Jimmy McPeake, on double bass and vocals, is of course one of the original McPeake family, celebrated throughout the folk world. He helps preserve the authentic folk sound, so often lost in the quest for commercial success.
John McNally has a so known fame before, as a boxing silver medalist (bantamweight) in the 1952 Helsinki Olympics. He plays tenor banjo and mandolin.
Ray McAreavey, who can be heard on most of the love songs, and Kieron Manning both played pop guitar before returning to their first love, folk. The experience broadened them as musicians and performers, and it shows.
The name Freemen, incidentally, was chosen not for any political reasons, but to emphasize their freedom of choice of music. They have a weakness for true folk, but theyll keep the party or the pub swinging with more familiar Irish melodies if the occasion demands.
This ability to turn a hand to any tune they fancy, from North, South, East, or West, is clear from their choice of material for their first LP.
Some songs are English or Scottish, like "Nancy Whiskey," "Lammas Time" or the lovely "Dainty Davy". Most, of course, are Irish, and theres a nice blend of the heartwarming, like "Curragh of Kildare" and the rousing, like "On the One Road". Two are strictly Belfast, recalling the sweated labour days of linen manufacturing. "Freedom Walk" is an original protest song, with a message for every land.
Some are familiar, some are known only to connoisseurs, but the Freemen give them a fresh sound, owing largely to their own arrangements, and their unique combination t of instruments.
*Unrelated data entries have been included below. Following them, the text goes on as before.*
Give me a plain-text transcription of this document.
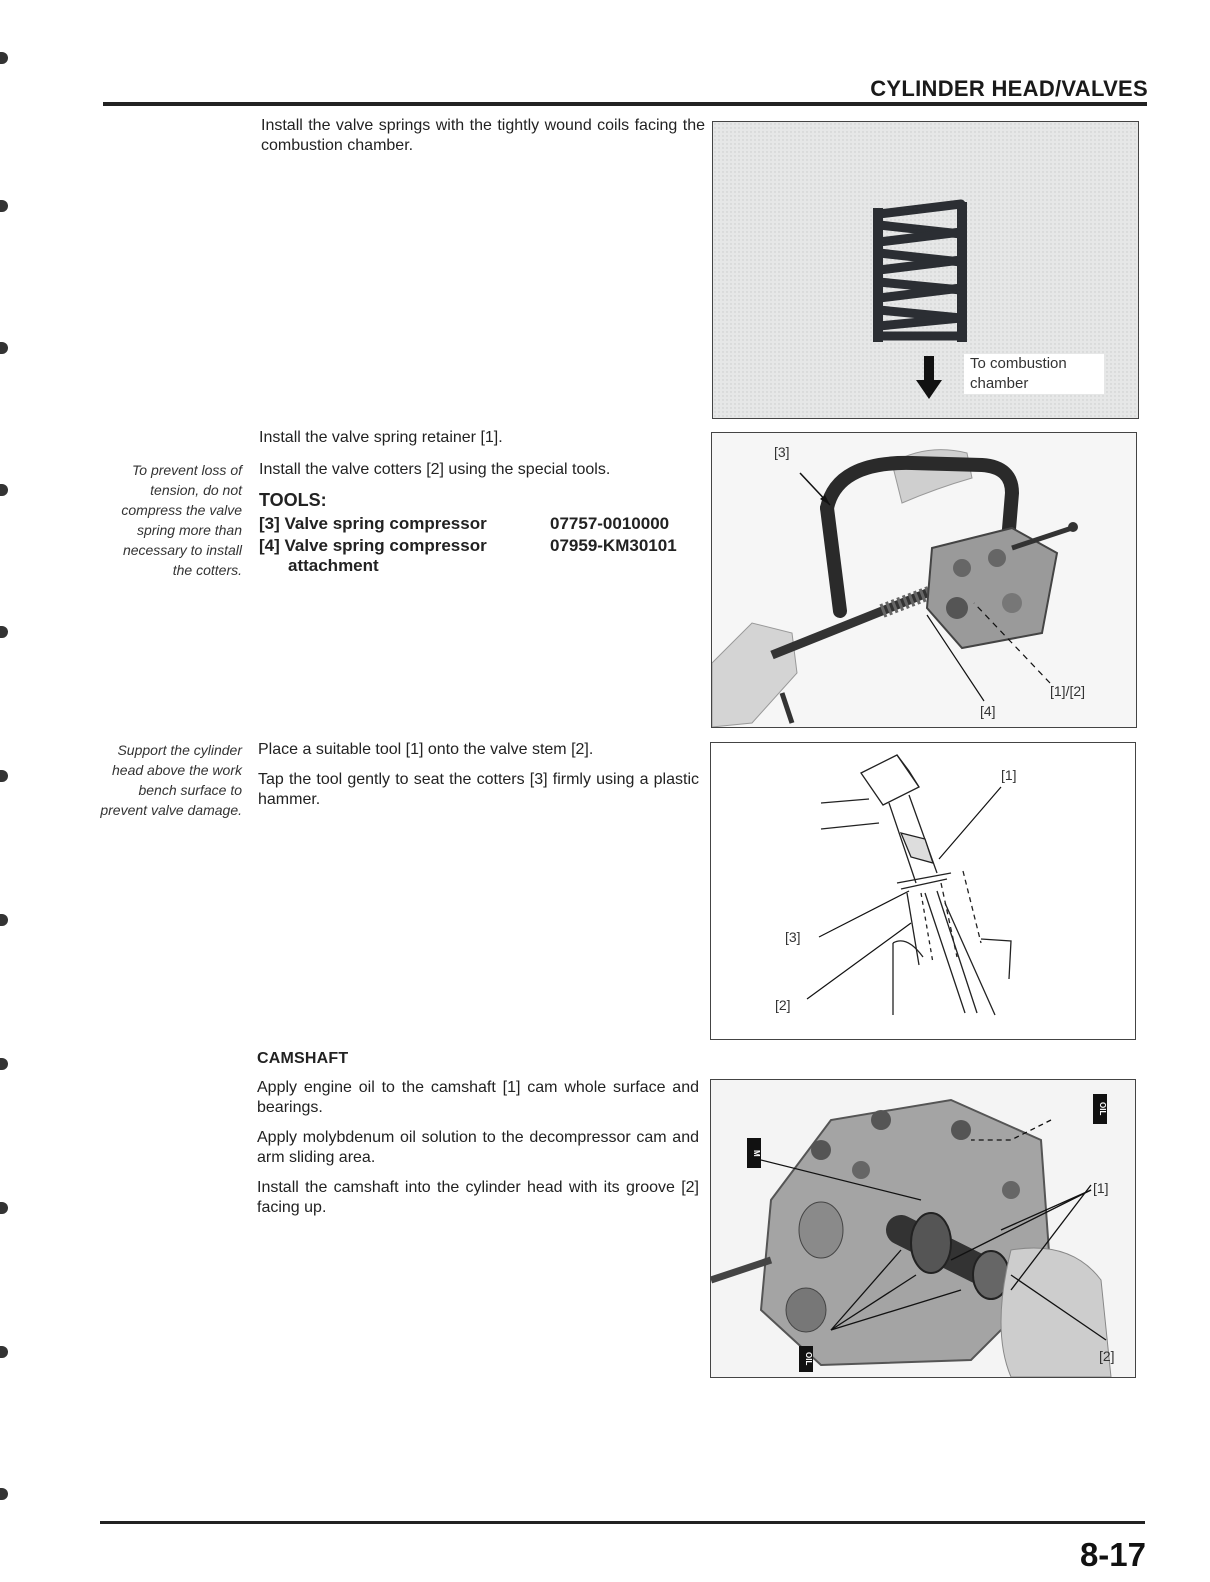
CYLINDER HEAD/VALVES
Install the valve springs with the tightly wound coils facing the combustion chamber.
To combustion chamber
Install the valve spring retainer [1].
To prevent loss of tension, do not compress the valve spring more than necessary to install the cotters.
Install the valve cotters [2] using the special tools.
TOOLS:
[3] Valve spring compressor	07757-0010000
[4] Valve spring compressor	07959-KM30101
attachment
[3]
[4]
[1]/[2]
Support the cylinder head above the work bench surface to prevent valve damage.
Place a suitable tool [1] onto the valve stem [2].
Tap the tool gently to seat the cotters [3] firmly using a plastic hammer.
[1]
[3]
[2]
CAMSHAFT
Apply engine oil to the camshaft [1] cam whole surface and bearings.
Apply molybdenum oil solution to the decompressor cam and arm sliding area.
Install the camshaft into the cylinder head with its groove [2] facing up.
OIL
M
OIL
[1]
[2]
8-17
Each is a master of what he plays, and this nowhere more apparent than in "Lark in the Clear Air". Normally, a vocal solo, this timeless song is heard in an entirely new medium, with harp, three mandolines and 12-string guitar. "Carrickfergus" is another haunting love song, as only the Irish can write them.
A year ago, in the summer of 1969, the boys knew and admired each other, but had never played as a group. Today, they are one of the best-known names on the Irish singing pubs circuit and already have a successful season at the Old Shelling, Upper Manhattan, behind them. With another American trip in the offing, its not difficult to predict a big future for a group who so obviously enjoy playing, singing and being together.